If you haven’t had a chance to read the article yet, you can find it here.

Sometimes, you simply can’t avoid ingesting foods and medications that cause imbalances.

So today, I thought I’d provide information on 3 foods that you can eat in order to maintain a healthy balance in your gut.

Add the following foods to your next grocery shopping list…

Gut Balancing Food #1 – Jerusalem Artichokes

The Jerusalem artichoke–also known as a sunroot, sunchoke, or earth apple–is a species of sunflower that is native to eastern North America.

It belongs to the root vegetable family.

Jerusalem artichokes are great for digestive health because they are one of the richest sources of inulin. Inulin is a natural substance that functions as a prebiotic during digestion.

Because it’s a prebiotic, it is able to help stimulate healthy bacteria growth while also reducing the number of potentially harmful yeast, parasites, and bacterial species that live in the digestive tract.

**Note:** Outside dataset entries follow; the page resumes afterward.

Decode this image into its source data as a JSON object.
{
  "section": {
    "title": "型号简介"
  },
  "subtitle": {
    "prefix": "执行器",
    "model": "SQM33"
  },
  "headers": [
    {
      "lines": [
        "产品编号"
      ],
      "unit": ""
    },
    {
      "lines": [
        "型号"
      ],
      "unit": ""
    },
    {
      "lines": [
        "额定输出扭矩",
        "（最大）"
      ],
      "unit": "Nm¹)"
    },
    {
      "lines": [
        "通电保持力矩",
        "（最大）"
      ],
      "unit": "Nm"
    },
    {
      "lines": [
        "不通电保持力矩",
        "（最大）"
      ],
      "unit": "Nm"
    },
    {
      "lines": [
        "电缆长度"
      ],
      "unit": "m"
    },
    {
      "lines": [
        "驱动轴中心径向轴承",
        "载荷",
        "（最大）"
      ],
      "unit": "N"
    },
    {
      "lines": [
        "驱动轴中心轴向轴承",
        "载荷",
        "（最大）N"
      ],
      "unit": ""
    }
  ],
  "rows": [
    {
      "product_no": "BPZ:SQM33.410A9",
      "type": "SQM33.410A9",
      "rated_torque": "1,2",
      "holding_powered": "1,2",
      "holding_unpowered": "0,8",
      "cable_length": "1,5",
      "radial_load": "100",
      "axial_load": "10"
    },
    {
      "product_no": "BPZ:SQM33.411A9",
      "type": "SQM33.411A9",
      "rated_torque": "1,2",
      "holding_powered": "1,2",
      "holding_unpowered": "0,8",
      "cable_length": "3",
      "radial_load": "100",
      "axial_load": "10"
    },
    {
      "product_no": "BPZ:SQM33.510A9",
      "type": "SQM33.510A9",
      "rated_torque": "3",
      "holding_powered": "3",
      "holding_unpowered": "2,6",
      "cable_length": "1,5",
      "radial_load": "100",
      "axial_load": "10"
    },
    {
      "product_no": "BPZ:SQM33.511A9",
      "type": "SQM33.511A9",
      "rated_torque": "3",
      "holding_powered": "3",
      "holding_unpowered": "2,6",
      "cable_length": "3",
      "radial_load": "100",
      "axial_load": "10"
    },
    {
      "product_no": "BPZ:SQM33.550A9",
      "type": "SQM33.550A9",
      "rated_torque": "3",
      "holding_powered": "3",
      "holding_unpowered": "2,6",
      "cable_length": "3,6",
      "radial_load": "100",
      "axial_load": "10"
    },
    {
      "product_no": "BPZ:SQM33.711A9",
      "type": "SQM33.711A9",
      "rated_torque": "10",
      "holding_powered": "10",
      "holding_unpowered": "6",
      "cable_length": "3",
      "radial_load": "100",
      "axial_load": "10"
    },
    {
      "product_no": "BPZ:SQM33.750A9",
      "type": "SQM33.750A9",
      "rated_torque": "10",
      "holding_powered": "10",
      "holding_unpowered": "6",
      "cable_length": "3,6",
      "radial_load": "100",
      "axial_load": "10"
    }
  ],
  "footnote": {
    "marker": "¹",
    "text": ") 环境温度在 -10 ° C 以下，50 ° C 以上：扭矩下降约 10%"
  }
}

Jerusalem artichoke can be prepared just like you’d cook a potato. Simply roast, boil, saute, bake, or steam them, add some of your favorite seasoning, and enjoy.

Gut Balancing Food #2 – Blueberries

Blueberries are a popular fruit that is regularly enjoyed in pies, as a topping for yogurt, in cereal, by themselves as a quick snack, and so many other times.

Blueberries are often known for their high concentration of antioxidants among many other purple foods and berries.

But, what you might not know is that the antioxidants contained in blueberries are great at regulating the gut’s microbial balance.

When blueberries are eaten alongside other probiotic-rich foods, they are able to help reduce inflammation-inducing bacteria while increasing good gut bacteria.

Gut Balancing Food #3 – Fermented Foods

Fermented foods are foods that undergo a process that converts carbohydrates to alcohol or organic acids using microorganisms (most often yeasts or bacteria).

Some of the most common fermented foods that you might be aware of include…

  • Fermented cabbage
  • Kefir
  • Yogurt
  • Buttermilk
  • Kapusta

Fermented foods are great for the gut system because they are rich in lactic acid–producing bacteria. Lactic acid–producing bacteria are very common in probiotic supplements.

The lactic acid is key for producing bacteria that help balance the digestive tract, which creates an environment that’s conducive to the growth of healthy gut bacteria.